Pochi episodi acustici (Elderly Woman Behind the Counter In A Small Town, Daughter che poi sfocia in W.M.A.), nessuna cover ma un paio di citazioni (Beast of Burden degli Stones in Betterman e People Have the Power di Patti Smith in Daughter), ma energia ed empatia distribuite a piene mani da un gruppo di grandi amici ed eccellenti musicisti, incluso il solito compagno di tour Kenneth Boom Gaspar alle tastiere e la novità Josh Klinghoffer, polistrumentista ex Red Hot Chili Peppers e molto altro (da ultimo, l’importante contributo al disco solista di Vedder Earthlings e al relativo tour).

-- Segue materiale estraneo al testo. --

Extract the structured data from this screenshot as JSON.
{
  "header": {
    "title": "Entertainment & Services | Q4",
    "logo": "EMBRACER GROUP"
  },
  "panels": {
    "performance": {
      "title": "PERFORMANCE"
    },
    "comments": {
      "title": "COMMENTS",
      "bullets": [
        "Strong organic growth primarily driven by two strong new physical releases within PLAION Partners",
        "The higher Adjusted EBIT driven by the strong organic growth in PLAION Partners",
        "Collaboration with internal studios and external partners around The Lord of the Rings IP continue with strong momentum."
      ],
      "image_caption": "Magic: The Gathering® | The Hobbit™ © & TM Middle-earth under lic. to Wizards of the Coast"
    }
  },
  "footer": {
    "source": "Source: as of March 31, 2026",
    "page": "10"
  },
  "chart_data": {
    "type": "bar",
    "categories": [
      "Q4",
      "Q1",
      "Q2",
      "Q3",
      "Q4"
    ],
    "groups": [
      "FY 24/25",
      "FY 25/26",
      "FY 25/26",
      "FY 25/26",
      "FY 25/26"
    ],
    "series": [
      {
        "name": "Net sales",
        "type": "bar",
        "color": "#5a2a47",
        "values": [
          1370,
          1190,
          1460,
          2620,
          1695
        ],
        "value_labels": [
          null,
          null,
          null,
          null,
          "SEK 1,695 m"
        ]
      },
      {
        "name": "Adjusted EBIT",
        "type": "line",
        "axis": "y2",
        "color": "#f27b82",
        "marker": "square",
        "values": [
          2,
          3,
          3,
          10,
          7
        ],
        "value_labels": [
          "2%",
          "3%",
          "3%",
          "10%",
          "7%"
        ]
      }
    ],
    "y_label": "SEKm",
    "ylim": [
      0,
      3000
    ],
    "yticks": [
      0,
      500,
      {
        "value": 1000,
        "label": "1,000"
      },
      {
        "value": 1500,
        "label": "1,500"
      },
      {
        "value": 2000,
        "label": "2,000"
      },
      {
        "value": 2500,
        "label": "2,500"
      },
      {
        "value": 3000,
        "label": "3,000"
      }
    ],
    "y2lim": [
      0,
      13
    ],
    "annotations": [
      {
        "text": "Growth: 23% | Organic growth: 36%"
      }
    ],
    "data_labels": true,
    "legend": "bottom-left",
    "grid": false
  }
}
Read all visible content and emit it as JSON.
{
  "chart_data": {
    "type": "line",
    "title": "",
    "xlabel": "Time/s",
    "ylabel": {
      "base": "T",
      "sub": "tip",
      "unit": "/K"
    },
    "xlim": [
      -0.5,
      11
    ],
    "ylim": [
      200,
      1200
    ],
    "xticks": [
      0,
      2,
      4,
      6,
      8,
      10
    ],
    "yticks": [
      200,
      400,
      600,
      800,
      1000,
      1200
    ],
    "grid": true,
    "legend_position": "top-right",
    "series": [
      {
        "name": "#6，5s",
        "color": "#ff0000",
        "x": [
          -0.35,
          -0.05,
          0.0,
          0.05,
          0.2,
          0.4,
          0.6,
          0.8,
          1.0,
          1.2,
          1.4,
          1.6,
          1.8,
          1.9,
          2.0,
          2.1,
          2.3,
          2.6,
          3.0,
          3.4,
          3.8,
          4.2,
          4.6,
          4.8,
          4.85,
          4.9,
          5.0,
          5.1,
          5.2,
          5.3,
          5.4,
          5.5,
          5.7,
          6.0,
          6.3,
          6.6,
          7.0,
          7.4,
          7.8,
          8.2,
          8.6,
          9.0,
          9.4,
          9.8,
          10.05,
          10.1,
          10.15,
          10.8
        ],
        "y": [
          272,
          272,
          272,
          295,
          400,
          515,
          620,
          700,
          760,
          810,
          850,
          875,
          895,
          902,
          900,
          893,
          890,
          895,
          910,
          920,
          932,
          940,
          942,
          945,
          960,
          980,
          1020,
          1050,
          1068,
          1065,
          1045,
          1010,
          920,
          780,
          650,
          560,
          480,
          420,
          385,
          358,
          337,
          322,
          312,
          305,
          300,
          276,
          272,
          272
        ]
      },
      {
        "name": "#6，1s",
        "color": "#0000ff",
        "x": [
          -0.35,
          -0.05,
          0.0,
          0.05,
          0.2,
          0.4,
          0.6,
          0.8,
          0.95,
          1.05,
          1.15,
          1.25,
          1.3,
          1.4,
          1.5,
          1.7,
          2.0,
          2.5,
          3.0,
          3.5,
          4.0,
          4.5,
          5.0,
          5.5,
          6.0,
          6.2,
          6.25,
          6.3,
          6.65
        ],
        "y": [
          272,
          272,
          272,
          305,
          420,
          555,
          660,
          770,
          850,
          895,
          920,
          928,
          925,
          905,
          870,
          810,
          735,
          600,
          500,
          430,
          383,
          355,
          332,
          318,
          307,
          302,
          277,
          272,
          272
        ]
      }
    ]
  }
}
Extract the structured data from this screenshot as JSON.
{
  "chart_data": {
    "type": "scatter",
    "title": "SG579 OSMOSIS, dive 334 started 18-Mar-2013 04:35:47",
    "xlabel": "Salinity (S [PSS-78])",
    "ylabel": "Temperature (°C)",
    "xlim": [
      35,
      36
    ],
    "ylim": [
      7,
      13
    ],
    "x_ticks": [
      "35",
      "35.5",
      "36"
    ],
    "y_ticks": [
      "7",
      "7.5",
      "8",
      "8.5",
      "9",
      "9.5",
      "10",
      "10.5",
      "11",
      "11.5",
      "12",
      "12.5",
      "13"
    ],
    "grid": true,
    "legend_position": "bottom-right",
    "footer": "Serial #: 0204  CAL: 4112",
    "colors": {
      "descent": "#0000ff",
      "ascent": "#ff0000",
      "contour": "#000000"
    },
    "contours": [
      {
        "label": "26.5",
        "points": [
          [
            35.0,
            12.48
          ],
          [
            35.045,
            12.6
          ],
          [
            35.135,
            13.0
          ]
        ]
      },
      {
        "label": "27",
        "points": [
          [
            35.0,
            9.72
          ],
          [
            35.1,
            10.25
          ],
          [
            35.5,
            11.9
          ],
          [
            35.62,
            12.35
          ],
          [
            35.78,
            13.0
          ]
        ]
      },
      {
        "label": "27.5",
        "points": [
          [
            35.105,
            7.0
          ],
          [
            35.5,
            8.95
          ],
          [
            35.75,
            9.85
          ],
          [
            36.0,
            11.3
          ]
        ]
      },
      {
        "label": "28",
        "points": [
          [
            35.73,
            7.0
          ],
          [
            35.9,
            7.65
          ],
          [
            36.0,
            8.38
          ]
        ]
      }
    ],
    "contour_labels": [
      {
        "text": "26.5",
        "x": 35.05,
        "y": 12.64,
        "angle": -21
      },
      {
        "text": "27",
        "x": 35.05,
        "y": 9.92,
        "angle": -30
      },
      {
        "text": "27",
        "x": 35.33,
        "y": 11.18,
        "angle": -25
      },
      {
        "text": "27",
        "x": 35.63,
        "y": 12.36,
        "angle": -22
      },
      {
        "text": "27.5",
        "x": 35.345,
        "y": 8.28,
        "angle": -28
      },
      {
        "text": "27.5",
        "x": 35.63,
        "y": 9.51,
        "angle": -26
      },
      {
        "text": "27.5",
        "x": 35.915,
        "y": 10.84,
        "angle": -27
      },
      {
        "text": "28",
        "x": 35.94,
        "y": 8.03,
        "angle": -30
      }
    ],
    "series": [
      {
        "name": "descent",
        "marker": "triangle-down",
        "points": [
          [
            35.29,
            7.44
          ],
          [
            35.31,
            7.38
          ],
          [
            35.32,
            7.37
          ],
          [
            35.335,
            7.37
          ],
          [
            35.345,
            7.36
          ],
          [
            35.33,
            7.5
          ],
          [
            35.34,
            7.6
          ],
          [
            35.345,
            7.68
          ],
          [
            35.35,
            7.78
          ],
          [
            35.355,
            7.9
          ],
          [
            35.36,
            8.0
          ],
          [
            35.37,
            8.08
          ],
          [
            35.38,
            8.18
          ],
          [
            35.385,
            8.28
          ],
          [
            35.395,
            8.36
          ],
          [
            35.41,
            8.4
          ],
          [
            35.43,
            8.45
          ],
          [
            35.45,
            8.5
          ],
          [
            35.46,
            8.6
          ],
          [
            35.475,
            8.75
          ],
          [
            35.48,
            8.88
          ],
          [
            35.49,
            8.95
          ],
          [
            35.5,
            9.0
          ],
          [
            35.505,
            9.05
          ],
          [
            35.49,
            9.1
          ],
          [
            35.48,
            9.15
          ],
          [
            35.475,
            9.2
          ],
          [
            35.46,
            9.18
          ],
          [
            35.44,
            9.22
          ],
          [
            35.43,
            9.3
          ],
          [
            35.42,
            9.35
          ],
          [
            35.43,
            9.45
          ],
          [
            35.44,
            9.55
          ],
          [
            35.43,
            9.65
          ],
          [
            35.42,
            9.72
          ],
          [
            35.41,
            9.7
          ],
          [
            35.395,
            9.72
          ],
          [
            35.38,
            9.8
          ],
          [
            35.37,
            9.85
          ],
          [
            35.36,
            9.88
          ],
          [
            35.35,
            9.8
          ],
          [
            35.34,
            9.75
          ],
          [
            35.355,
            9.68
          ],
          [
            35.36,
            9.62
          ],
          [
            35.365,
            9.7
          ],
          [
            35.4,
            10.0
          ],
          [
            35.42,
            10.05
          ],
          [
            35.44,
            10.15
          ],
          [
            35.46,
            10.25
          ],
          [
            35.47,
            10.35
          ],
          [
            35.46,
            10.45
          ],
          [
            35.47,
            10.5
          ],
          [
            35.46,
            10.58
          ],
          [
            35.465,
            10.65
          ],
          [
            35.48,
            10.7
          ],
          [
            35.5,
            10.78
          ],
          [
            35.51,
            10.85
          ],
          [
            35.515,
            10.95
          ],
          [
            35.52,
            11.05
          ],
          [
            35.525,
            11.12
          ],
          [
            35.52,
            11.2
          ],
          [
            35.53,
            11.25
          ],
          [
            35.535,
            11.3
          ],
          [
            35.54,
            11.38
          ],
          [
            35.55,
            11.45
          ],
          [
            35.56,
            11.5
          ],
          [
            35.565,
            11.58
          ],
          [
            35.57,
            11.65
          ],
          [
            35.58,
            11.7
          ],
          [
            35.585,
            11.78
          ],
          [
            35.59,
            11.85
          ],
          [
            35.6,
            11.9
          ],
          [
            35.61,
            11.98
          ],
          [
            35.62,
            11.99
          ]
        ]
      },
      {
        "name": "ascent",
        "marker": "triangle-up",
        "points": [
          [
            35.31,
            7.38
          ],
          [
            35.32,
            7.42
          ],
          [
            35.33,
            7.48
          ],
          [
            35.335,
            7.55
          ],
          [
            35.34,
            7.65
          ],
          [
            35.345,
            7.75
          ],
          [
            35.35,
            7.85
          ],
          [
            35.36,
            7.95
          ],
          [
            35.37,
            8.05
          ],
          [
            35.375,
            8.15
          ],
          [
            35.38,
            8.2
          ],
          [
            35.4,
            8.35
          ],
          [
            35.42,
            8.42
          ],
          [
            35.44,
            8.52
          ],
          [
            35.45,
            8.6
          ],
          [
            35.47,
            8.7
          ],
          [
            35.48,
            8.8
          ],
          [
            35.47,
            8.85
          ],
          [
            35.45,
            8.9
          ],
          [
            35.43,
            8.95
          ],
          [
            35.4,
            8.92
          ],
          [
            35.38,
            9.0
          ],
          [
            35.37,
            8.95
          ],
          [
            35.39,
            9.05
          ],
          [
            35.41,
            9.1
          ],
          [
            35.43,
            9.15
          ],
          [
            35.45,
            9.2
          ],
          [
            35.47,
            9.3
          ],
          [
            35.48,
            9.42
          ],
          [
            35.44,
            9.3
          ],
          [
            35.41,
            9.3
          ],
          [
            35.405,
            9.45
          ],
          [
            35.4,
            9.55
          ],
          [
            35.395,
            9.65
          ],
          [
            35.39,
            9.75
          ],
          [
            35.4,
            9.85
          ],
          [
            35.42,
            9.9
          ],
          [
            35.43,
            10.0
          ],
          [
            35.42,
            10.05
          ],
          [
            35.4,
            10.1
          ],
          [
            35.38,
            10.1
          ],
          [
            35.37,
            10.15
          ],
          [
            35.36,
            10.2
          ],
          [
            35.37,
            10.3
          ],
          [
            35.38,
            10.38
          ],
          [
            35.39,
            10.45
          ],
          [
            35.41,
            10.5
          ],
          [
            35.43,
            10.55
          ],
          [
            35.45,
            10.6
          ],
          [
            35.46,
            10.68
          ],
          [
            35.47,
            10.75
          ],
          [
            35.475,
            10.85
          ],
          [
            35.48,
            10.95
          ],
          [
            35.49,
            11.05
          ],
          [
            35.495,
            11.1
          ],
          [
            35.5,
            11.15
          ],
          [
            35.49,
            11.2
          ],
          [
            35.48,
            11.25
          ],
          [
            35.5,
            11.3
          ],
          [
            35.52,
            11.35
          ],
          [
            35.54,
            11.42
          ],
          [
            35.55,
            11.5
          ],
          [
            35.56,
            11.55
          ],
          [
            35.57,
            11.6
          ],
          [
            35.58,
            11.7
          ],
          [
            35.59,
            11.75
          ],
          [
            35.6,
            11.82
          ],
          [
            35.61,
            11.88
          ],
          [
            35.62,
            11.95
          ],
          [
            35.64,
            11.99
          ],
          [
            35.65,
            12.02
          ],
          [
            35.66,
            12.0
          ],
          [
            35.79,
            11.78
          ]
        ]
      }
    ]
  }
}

Per la scaletta, i PJ hanno attinto a quasi tutti i loro album, solo Binaural e Backspacer non sono stati citati, eseguendo in tutto 23 canzoni, di cui quattro del più recente Gigaton, altrettante da Yeld e ben sei dell’immortale Ten (a tutt’oggi il loro disco più venduto, ma quelli erano i tempi del boom del Grunge). Ad aprire la serie dei bis, coerentemente, State of Love and Trust, una canzone sui rapporti tra le persone scritta da Eddie dopo aver letto la sceneggiatura di Singles, il film di Cameron Crowe manifesto del Grunge che vedeva i PJ tra i tanti protagonisti della scena di Seattle. Un po’ più prevedibili i brani successivi: l’immancabile Black, una travolgente Betterman, Alive (la canzone che li ha rivelati al mondo) e infine Yellow Leadbetter, brano che chiude la quasi totalità dei loro concerti.

 

SALUTI FINALI

Non a caso, dopo che la maltrattatissima Fender di Mike McReady ha emesso gli ultimi rantoli, i saluti della band sono stati subito recepiti come definitivi e la folla ha preso a scemare sulla via di casa. Intendiamoci, erano persone felici (sì, felici) quelle con cui ci siamo ritrovati a camminare sull’asfalto non più rovente di Imola, ma più della caratteristica euforia da fine concerto, dai volti sorridenti dei fan traspariva una quieta sensazione di riconquistata serenità, quella, appunto, di chi ha appena ritrovato un amico. Anzi cinque.